Saturn’s days are 10 hours, 33 minutes, and 38 seconds long — and we know this by looking at wave patterns in its rings.
New observations from NASA’s Cassini spacecraft allowed researchers at the University of California Santa Cruz to calculate Saturn’s rate of rotation. This measurement — the most precise determination of its rotation rate — was based on observations of wave patterns created within the planet’s rings.
“Particles in the rings feel this oscillation in the gravitational field. At places where this oscillation resonates with ring orbits, energy builds up and gets carried away as a wave,” explained Christopher Mankovich, a graduate student in astronomy and astrophysics at UC Santa Cruz, and lead author of the study.
Just like our own planet, Saturn vibrates in response to perturbations (large-scale movement of matter). Unlike our planet, these perturbations come not from the movement of tectonic plates, but likely from heat-driven convection in the planet’s gassy bulk. Such internal oscillations move about massive quantities of gas, which has a noticeable impact on local densities within Saturn’s atmosphere. Such changes, in turn, cause noticeable changes in the planet’s localized gravitational pull. And, even better, the frequency of oscillation within Saturn carries over to the gravitational effects — in short, they share the same ‘fingerprint’, so these internal events can be linked to their external, gravitational effects.
Naturally, we’d need satellites or other sorts of equipment in orbit across the planet to pick up on such gravitational fluctuations. Which we haven’t really brought over yet. Rather conveniently, however, Saturn has a sprawling ring system surrounding it. They do react to the planet’s gravitational pull, its fluctuations causing certain wave patterns to form inside the rings. Not all patterns seen inside the rings are caused by gravitational effects — but most are.
In effect, this makes the rings act similarly to seismographs, devices that we use to measure earthquakes.
“Some of the features in the rings are due to the oscillations of the planet itself, and we can use those to understand the planet’s internal oscillations and internal structure,” says Jonathan Fortney, professor of astronomy and astrophysics at UC Santa Cruz and paper coauthor.
NASA’s Cassini spacecraft allowed researchers to observe Saturn’s rings in unprecedented detail. Mankovich’s team developed a series of models of the planet’s internal structure and used them to predict the frequency spectrum of Saturn’s internal vibrations. Then they compared their predictions to waves observed by Cassini in Saturn’s C ring.

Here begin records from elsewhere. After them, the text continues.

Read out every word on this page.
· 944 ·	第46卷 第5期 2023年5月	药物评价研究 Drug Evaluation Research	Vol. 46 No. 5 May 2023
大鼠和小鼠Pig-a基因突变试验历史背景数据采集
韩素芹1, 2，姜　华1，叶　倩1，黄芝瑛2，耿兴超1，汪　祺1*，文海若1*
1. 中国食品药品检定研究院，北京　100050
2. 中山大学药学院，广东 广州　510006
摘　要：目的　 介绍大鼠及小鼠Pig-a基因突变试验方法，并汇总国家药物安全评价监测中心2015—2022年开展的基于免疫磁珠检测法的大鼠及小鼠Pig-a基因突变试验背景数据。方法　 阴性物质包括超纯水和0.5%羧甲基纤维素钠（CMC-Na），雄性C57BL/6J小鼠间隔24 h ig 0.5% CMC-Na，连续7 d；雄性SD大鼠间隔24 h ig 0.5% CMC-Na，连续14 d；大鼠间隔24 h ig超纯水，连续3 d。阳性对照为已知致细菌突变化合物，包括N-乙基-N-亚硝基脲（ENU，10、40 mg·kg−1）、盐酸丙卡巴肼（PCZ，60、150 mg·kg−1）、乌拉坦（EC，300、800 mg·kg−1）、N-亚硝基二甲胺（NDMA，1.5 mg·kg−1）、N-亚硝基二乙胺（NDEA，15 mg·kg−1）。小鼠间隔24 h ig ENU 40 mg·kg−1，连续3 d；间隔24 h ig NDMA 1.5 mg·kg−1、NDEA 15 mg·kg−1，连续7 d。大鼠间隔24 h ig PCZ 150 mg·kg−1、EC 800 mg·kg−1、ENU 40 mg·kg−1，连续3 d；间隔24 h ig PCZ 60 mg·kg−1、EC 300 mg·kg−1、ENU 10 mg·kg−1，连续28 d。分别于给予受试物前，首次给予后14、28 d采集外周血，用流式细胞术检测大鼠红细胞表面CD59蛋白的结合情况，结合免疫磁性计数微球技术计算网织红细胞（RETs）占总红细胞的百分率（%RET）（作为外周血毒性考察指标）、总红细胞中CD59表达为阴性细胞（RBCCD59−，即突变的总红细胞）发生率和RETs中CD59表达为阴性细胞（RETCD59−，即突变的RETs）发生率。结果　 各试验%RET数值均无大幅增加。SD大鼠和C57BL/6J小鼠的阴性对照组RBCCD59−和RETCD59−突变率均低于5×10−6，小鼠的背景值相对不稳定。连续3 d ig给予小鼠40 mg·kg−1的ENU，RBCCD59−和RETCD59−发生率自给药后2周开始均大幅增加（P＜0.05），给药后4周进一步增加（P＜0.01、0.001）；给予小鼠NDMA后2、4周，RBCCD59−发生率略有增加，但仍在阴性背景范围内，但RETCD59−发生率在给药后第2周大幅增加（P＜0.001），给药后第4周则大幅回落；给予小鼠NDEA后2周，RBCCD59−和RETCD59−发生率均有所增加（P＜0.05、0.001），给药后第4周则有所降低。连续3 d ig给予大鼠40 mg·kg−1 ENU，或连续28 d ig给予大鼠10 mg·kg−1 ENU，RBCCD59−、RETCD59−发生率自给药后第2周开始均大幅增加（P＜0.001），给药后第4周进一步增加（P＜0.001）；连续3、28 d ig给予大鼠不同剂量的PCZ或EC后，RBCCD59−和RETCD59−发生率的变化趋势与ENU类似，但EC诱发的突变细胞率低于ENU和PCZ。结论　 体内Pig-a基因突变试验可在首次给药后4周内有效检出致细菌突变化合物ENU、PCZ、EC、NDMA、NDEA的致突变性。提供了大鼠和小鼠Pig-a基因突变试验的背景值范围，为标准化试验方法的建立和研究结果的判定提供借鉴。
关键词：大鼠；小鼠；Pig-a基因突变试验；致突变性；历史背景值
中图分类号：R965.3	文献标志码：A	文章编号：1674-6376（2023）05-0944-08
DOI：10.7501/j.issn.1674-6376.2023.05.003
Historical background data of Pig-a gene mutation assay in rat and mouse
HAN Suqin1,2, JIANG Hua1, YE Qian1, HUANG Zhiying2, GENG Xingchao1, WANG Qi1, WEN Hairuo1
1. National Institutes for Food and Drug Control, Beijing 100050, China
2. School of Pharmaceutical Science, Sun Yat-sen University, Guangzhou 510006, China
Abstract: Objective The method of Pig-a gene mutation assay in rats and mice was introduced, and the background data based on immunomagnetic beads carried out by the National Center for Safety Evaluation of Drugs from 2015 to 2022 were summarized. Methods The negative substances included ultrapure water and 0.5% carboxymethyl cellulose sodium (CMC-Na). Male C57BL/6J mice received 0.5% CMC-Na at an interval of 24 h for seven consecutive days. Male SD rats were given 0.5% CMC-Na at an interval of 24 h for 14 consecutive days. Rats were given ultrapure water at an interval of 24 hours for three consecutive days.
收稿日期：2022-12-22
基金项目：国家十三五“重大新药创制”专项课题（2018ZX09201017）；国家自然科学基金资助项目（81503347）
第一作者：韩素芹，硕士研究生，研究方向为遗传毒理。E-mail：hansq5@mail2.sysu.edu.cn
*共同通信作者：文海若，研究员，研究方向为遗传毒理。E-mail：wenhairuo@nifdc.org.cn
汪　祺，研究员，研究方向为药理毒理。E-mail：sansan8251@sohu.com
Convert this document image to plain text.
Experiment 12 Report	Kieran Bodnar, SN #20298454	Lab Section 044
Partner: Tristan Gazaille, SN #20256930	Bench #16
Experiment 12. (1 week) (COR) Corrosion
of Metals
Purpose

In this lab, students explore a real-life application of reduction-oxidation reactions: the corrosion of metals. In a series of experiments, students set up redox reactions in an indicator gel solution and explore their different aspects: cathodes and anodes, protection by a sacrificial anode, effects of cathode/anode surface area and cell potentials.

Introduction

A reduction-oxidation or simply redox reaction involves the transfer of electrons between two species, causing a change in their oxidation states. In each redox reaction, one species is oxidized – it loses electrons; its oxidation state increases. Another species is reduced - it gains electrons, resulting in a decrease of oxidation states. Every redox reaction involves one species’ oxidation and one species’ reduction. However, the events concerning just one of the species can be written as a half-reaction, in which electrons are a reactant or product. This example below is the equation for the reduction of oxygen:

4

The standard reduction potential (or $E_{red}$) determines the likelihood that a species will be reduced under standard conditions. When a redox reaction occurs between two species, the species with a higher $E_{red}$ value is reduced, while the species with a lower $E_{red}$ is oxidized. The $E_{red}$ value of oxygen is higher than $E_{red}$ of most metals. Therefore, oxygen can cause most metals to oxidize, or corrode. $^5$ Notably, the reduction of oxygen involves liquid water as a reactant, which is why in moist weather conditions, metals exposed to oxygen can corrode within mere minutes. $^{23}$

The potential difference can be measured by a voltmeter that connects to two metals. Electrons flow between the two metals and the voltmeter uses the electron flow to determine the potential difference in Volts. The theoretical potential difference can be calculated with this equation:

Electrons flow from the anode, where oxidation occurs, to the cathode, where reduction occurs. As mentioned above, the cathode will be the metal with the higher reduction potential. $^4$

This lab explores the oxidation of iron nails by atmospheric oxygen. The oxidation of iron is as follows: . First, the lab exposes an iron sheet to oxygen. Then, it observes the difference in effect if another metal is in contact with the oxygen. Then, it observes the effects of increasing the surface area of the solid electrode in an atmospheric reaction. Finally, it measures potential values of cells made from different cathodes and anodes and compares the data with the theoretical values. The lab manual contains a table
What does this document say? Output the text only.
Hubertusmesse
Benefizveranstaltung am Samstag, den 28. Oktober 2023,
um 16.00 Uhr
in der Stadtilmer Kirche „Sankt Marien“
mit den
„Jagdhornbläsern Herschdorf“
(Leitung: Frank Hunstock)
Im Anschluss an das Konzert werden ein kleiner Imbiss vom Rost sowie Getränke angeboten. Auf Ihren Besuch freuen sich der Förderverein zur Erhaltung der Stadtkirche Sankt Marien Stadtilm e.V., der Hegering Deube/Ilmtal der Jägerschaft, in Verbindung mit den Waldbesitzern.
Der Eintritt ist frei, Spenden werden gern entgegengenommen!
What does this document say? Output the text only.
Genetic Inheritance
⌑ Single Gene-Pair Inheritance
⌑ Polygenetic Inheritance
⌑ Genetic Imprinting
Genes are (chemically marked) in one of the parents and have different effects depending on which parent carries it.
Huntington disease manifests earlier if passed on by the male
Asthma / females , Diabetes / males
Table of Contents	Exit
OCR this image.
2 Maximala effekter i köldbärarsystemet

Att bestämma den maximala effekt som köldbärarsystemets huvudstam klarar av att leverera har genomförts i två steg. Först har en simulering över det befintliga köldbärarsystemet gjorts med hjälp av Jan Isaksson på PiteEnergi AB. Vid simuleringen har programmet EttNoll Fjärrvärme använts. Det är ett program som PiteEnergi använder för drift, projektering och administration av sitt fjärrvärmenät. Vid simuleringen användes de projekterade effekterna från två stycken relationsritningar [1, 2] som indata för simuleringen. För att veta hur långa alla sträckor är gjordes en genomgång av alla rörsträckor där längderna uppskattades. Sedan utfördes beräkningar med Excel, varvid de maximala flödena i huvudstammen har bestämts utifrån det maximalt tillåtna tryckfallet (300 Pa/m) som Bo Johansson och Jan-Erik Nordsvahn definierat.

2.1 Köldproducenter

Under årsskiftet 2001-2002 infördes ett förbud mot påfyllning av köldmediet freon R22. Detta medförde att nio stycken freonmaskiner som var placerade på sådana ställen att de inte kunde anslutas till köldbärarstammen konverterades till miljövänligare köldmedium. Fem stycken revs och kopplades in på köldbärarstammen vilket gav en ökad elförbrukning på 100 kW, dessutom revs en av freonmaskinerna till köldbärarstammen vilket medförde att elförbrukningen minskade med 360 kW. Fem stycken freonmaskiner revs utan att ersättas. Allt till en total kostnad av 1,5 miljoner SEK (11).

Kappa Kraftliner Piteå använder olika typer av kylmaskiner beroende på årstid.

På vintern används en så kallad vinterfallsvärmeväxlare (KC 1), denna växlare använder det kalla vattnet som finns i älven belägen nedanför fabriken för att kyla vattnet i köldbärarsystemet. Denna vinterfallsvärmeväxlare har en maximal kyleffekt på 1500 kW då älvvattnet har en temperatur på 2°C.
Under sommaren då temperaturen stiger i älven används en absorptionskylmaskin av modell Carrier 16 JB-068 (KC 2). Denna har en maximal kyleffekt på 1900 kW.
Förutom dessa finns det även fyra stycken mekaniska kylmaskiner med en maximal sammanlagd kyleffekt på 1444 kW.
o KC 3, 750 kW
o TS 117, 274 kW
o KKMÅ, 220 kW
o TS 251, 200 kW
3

One of the main results of this study is an estimation of Saturn’s speed of rotation — which has been notoriously difficult to accurately pin down. Saturn is basically a huge clump of gas and, as such, its surface doesn’t have any fixed, distinctive features we could track as it rotates. The planet is also unusual in that its magnetic poles are nearly perfectly aligned to its axis of rotation — so we can’t track those either. On Earth, for example, the magnetic poles aren’t aligned with this axis.
Mankovich’s team determined that a day on Saturn lasts for 10 hours, 33 minutes, and 38 seconds — several minutes shorter than previous estimates (which were based on radiometry readings from the Voyager and Cassini spacecraft).
“We now have the length of Saturn’s day, when we thought we wouldn’t be able to find it,” said Cassini Project Scientist Linda Spilker.
“They used the rings to peer into Saturn’s interior, and out popped this long-sought, fundamental quality of the planet. And it’s a really solid result. The rings held the answer.”
The paper “Measurement and implications of Saturn’s gravity field and ring mass” has been published in the journal Science.